In today's fast-paced development environments, DevOps or platform teams need to ensure consistency, scalability, and efficiency in managing data pipeline deployments. Infrastructure-as-Code (IaC) tools allow teams to automate the provisioning and management of resources, reducing manual errors and enhancing collaboration across teams.
In the realm of Databricks Data Intelligence Platform, while Terraform is a predominant tool to automate cloud infrastructure creation, maintenance, and evolution, its steep learning curve became an obstacle to data practitioners (data scientists, data engineers, ML engineers) who also want to automate and scale their workloads. That was the motivation for Databricks to introduce Databricks Asset Bundles, which are increasingly being adopted across Databricks customers to build CICD pipelines and deploy project-specific resources. Databricks Asset Bundles provide users with a standard holistic way to deploy projects on Databricks. They allow user isolation during development, environment overrides for different resources as well as taking care of the different API calls needed to publish objects like code, cluster configs, and jobs. This greatly reduces the effort to deploy and manage a Databricks project in production.

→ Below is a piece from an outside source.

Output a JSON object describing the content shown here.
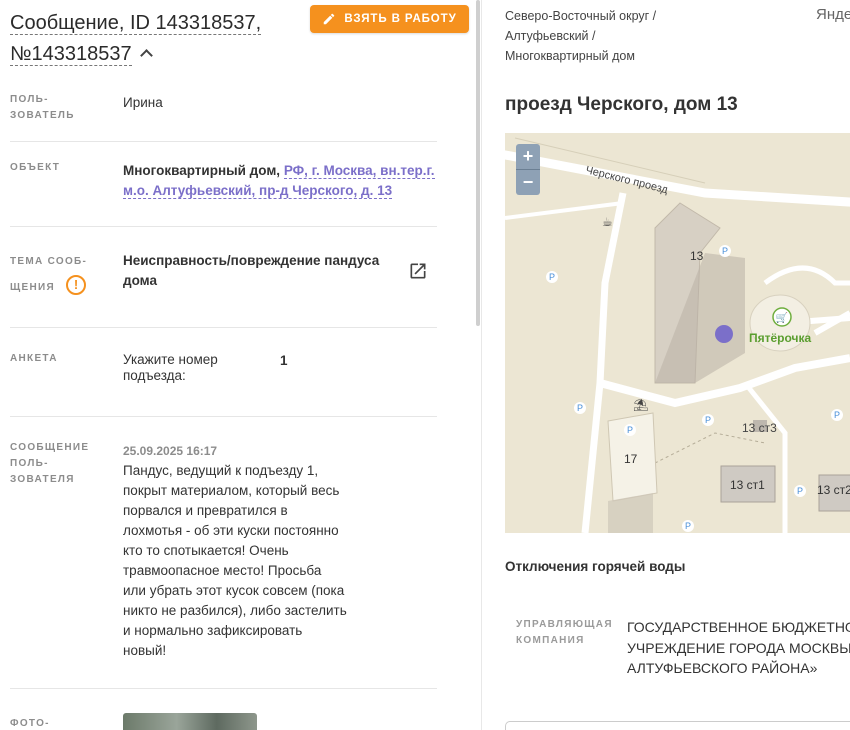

This blog is to introduce the following 5 practical tricks, for targeting data practitioners who are using Databricks Asset Bundles:
To develop a bundle, we will go through a few steps, from preparing workload artifacts like notebooks to authoring a bundle configuration file. We may introduce misspellings, and syntax errors during these steps. To get quick feedback if the bundle is properly set up, we need to run the validate command, which plays a crucial role in ensuring that the asset bundles' configuration file is syntactically correct. We regularly run this command before deployment to catch any potential errors early. If the validation passes without issue, it gives us the confidence to proceed with the deploy command seamlessly.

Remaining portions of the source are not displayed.